Amazon will continue selling facial recognition to law enforcement

Linh Le

Despite protests and claims it has bias problems, the CEO of AWS reportedly told employees it will continue selling facial recognition to law enforcement.

According to a Verge source, AWS CEO Andrew Jassy told employees in a meeting:

“We feel really great and really strongly about the value that Amazon Rekognition is providing our customers of all sizes and all types of industries in law enforcement and out of law enforcement.”

Employees of Silicon Valley giants including Amazon, Microsoft, and Google have been lobbying their leaders not to sign contracts where technology they build could be abused – whether potentially oppressive to society, or for use in a military capacity.

Back in July, our sister publication AI News reported on findings by the ACLU (American Civil Liberties Union) which found Amazon’s facial recognition software disproportionately flagged members of the Congressional Black Caucus as criminals in a test on members of Congress to see if they match with a database of mugshots.

Jacob Snow, Technology and Civil Liberties Attorney at the ACLU Foundation of Northern California, said:

“Our test reinforces that face surveillance is not safe for government use.

Face surveillance will be used to power discriminatory surveillance and policing that targets communities of colour, immigrants, and activists.

Once unleashed, that damage can’t be undone.”

However, Amazon argued the ACLU left Rekognition’s default confidence setting of 80 percent on when the company suggests 95 percent or higher for law enforcement.

Commenting on the ACLU’s findings, Dr Matt Wood, GM of Deep Learning and AI at AWS, wrote in a blog post:

“The default confidence threshold for facial recognition APIs in Rekognition is 80%, which is good for a broad set of general use cases (such as identifying celebrities on social media or family members who look alike in photos apps), but it’s not the right setting for public safety use cases.

The 80% confidence threshold used by the ACLU is far too low to ensure the accurate identification of individuals; we would expect to see false positives at this level of confidence.”

Wood provided a case example of their own test where, using a dataset of over 850,000 faces commonly used in academia, the company searched against public photos of all members of US Congress ‘in a similar way’ to the ACLU.

Using the 99 percent confidence threshold, the misidentification rate dropped to zero despite comparing against a larger number of faces.

A month prior, Amazon employees wrote a letter to CEO Jeff Bezos.

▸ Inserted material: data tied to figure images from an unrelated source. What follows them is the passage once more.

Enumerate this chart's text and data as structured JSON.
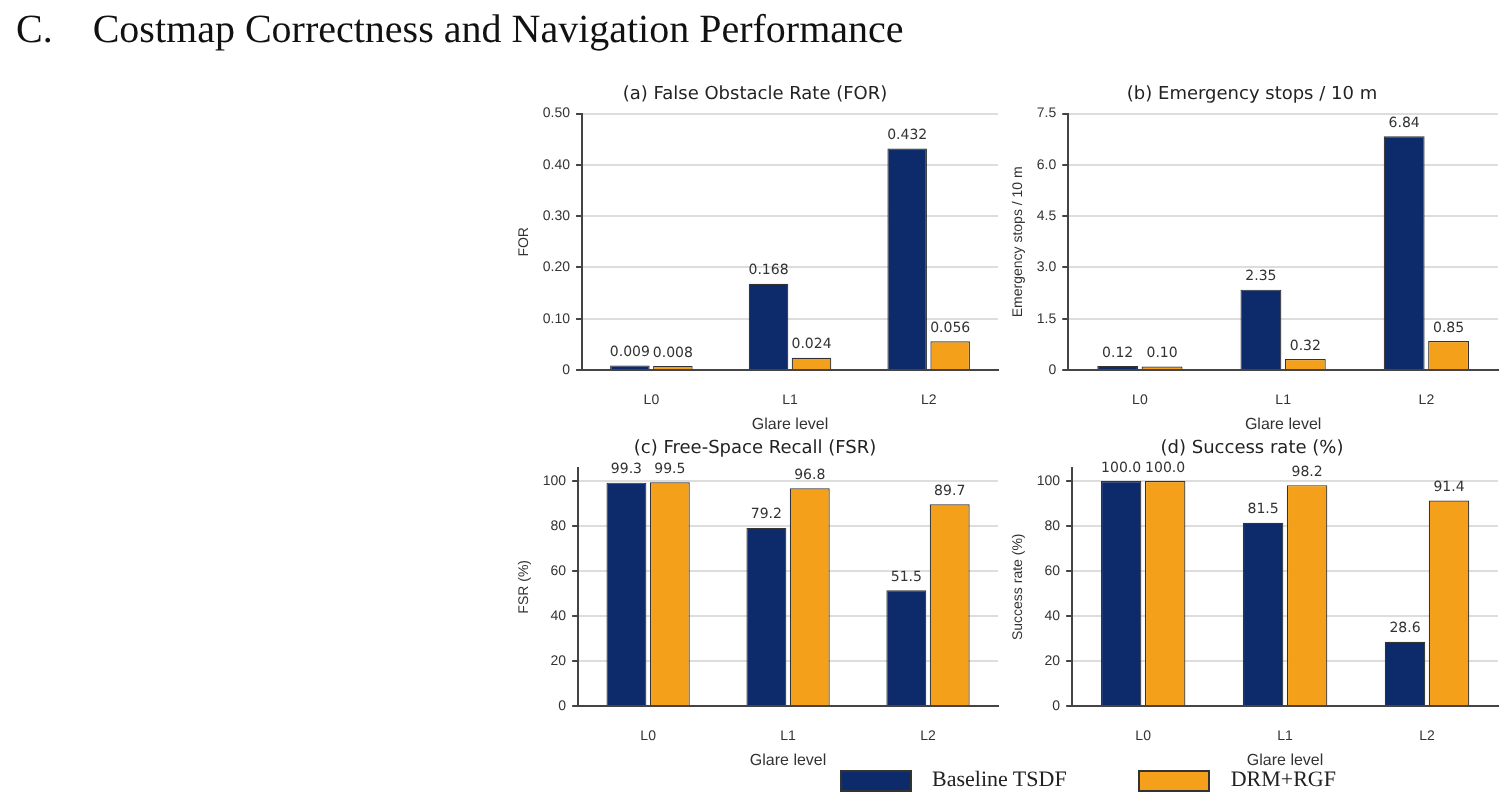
{
  "chart_data": [
    {
      "type": "bar",
      "title": "(a) False Obstacle Rate (FOR)",
      "annotations": [
        "C.    Costmap Correctness and Navigation Performance"
      ],
      "xlabel": "Glare level",
      "ylabel": "FOR",
      "categories": [
        "L0",
        "L1",
        "L2"
      ],
      "series": [
        {
          "name": "Baseline TSDF",
          "color": "#0d2a6b",
          "values": [
            0.009,
            0.168,
            0.432
          ],
          "value_labels": [
            "0.009",
            "0.168",
            "0.432"
          ]
        },
        {
          "name": "DRM+RGF",
          "color": "#f5a01a",
          "values": [
            0.008,
            0.024,
            0.056
          ],
          "value_labels": [
            "0.008",
            "0.024",
            "0.056"
          ]
        }
      ],
      "ylim": [
        0,
        0.5
      ],
      "yticks": [
        0,
        {
          "value": 0.1,
          "label": "0.10"
        },
        {
          "value": 0.2,
          "label": "0.20"
        },
        {
          "value": 0.3,
          "label": "0.30"
        },
        {
          "value": 0.4,
          "label": "0.40"
        },
        {
          "value": 0.5,
          "label": "0.50"
        }
      ],
      "grid": "y",
      "legend": "bottom"
    },
    {
      "type": "bar",
      "title": "(b) Emergency stops / 10 m",
      "xlabel": "Glare level",
      "ylabel": "Emergency stops / 10 m",
      "categories": [
        "L0",
        "L1",
        "L2"
      ],
      "series": [
        {
          "name": "Baseline TSDF",
          "color": "#0d2a6b",
          "values": [
            0.12,
            2.35,
            6.84
          ],
          "value_labels": [
            "0.12",
            "2.35",
            "6.84"
          ]
        },
        {
          "name": "DRM+RGF",
          "color": "#f5a01a",
          "values": [
            0.1,
            0.32,
            0.85
          ],
          "value_labels": [
            "0.10",
            "0.32",
            "0.85"
          ]
        }
      ],
      "ylim": [
        0,
        7.5
      ],
      "yticks": [
        0,
        1.5,
        {
          "value": 3,
          "label": "3.0"
        },
        4.5,
        {
          "value": 6,
          "label": "6.0"
        },
        7.5
      ],
      "grid": "y",
      "legend": "bottom"
    },
    {
      "type": "bar",
      "title": "(c) Free-Space Recall (FSR)",
      "xlabel": "Glare level",
      "ylabel": "FSR (%)",
      "categories": [
        "L0",
        "L1",
        "L2"
      ],
      "series": [
        {
          "name": "Baseline TSDF",
          "color": "#0d2a6b",
          "values": [
            99.3,
            79.2,
            51.5
          ],
          "value_labels": [
            "99.3",
            "79.2",
            "51.5"
          ]
        },
        {
          "name": "DRM+RGF",
          "color": "#f5a01a",
          "values": [
            99.5,
            96.8,
            89.7
          ],
          "value_labels": [
            "99.5",
            "96.8",
            "89.7"
          ]
        }
      ],
      "ylim": [
        0,
        106
      ],
      "yticks": [
        0,
        20,
        40,
        60,
        80,
        100
      ],
      "grid": "y",
      "legend": "bottom"
    },
    {
      "type": "bar",
      "title": "(d) Success rate (%)",
      "xlabel": "Glare level",
      "ylabel": "Success rate (%)",
      "categories": [
        "L0",
        "L1",
        "L2"
      ],
      "series": [
        {
          "name": "Baseline TSDF",
          "color": "#0d2a6b",
          "values": [
            100,
            81.5,
            28.6
          ],
          "value_labels": [
            "100.0",
            "81.5",
            "28.6"
          ]
        },
        {
          "name": "DRM+RGF",
          "color": "#f5a01a",
          "values": [
            100,
            98.2,
            91.4
          ],
          "value_labels": [
            "100.0",
            "98.2",
            "91.4"
          ]
        }
      ],
      "ylim": [
        0,
        106
      ],
      "yticks": [
        0,
        20,
        40,
        60,
        80,
        100
      ],
      "grid": "y",
      "legend": "bottom"
    }
  ]
}
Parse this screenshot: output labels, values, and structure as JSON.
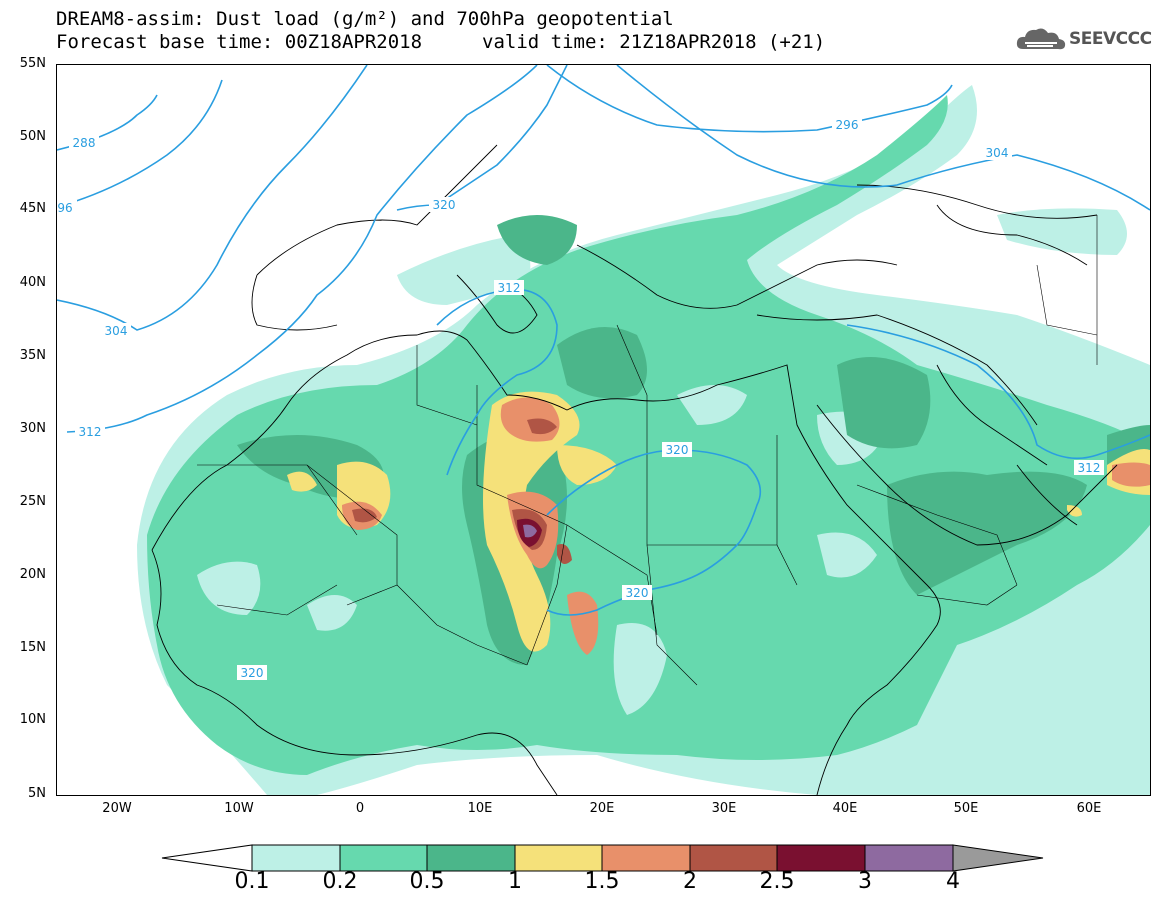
{
  "header": {
    "title_line1": "DREAM8-assim: Dust load (g/m²) and 700hPa geopotential",
    "title_line2": "Forecast base time: 00Z18APR2018",
    "valid_time": "valid time: 21Z18APR2018 (+21)"
  },
  "logo": {
    "text": "SEEVCCC",
    "icon": "cloud-icon"
  },
  "axes": {
    "lat_labels": [
      "55N",
      "50N",
      "45N",
      "40N",
      "35N",
      "30N",
      "25N",
      "20N",
      "15N",
      "10N",
      "5N"
    ],
    "lon_labels": [
      "20W",
      "10W",
      "0",
      "10E",
      "20E",
      "30E",
      "40E",
      "50E",
      "60E"
    ]
  },
  "contours": {
    "labels": [
      "288",
      "296",
      "304",
      "312",
      "320",
      "296",
      "304",
      "312",
      "320",
      "320",
      "312",
      "304"
    ]
  },
  "colorbar": {
    "labels": [
      "0.1",
      "0.2",
      "0.5",
      "1",
      "1.5",
      "2",
      "2.5",
      "3",
      "4"
    ],
    "colors": [
      "#bdf0e6",
      "#66d9ae",
      "#4bb68a",
      "#f5e17a",
      "#e8906a",
      "#b05545",
      "#7a1030",
      "#8e6aa0",
      "#9a9a9a"
    ]
  },
  "fill_colors": {
    "level1": "#bdf0e6",
    "level2": "#66d9ae",
    "level3": "#4bb68a",
    "level4": "#f5e17a",
    "level5": "#e8906a",
    "level6": "#b05545",
    "level7": "#7a1030",
    "level8": "#8e6aa0",
    "contour": "#2a9ee0"
  }
}
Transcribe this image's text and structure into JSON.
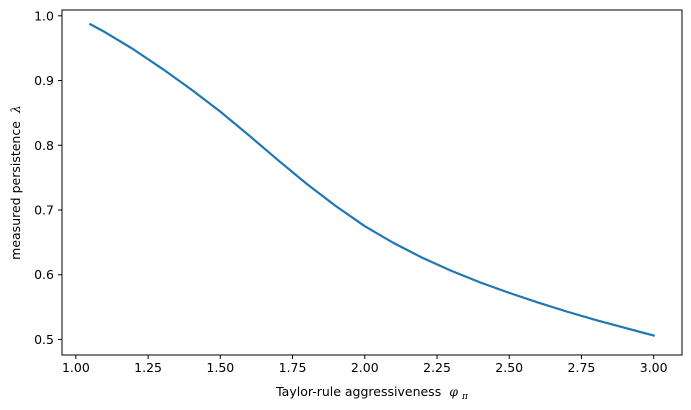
{
  "chart_data": {
    "type": "line",
    "xlabel": "Taylor-rule aggressiveness",
    "xlabel_symbol": "φ",
    "xlabel_subscript": "π",
    "ylabel": "measured persistence",
    "ylabel_symbol": "λ",
    "xlim": [
      0.952,
      3.098
    ],
    "ylim": [
      0.476,
      1.009
    ],
    "xticks": [
      1.0,
      1.25,
      1.5,
      1.75,
      2.0,
      2.25,
      2.5,
      2.75,
      3.0
    ],
    "xtick_labels": [
      "1.00",
      "1.25",
      "1.50",
      "1.75",
      "2.00",
      "2.25",
      "2.50",
      "2.75",
      "3.00"
    ],
    "yticks": [
      0.5,
      0.6,
      0.7,
      0.8,
      0.9,
      1.0
    ],
    "ytick_labels": [
      "0.5",
      "0.6",
      "0.7",
      "0.8",
      "0.9",
      "1.0"
    ],
    "grid": false,
    "series": [
      {
        "color": "#1f77b4",
        "x": [
          1.05,
          1.1,
          1.2,
          1.3,
          1.4,
          1.5,
          1.6,
          1.7,
          1.8,
          1.9,
          2.0,
          2.1,
          2.2,
          2.3,
          2.4,
          2.5,
          2.6,
          2.7,
          2.8,
          2.9,
          3.0
        ],
        "y": [
          0.987,
          0.975,
          0.948,
          0.918,
          0.886,
          0.852,
          0.815,
          0.777,
          0.74,
          0.706,
          0.675,
          0.649,
          0.626,
          0.606,
          0.588,
          0.572,
          0.557,
          0.543,
          0.53,
          0.518,
          0.506
        ]
      }
    ]
  }
}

One excerpt read:

“We refuse to build the platform that powers ICE [Immigration and Customs Enforcement] and we refuse to contribute to tools that violate human rights.

As ethically concerned Amazonians, we demand a choice in what we build and a say in how it is used.”

Earlier this year, some Google employees quit in protest over the company’s Project Maven defense contract with the Pentagon. Google has since announced it will not be renewing the contract and will not undertake such work in the future.

Whether some Amazonians will decide to quit in protest remains to be seen. There is an argument to be made this technology will be developed one way or another, and that most technological developments could be used for harm.

At least those with morals staying at Amazon means they can help guide the project, push for transparency, and ensure it’s used ethically. That’s perhaps the best we can hope for to avoid the future becoming a complete dystopian horror.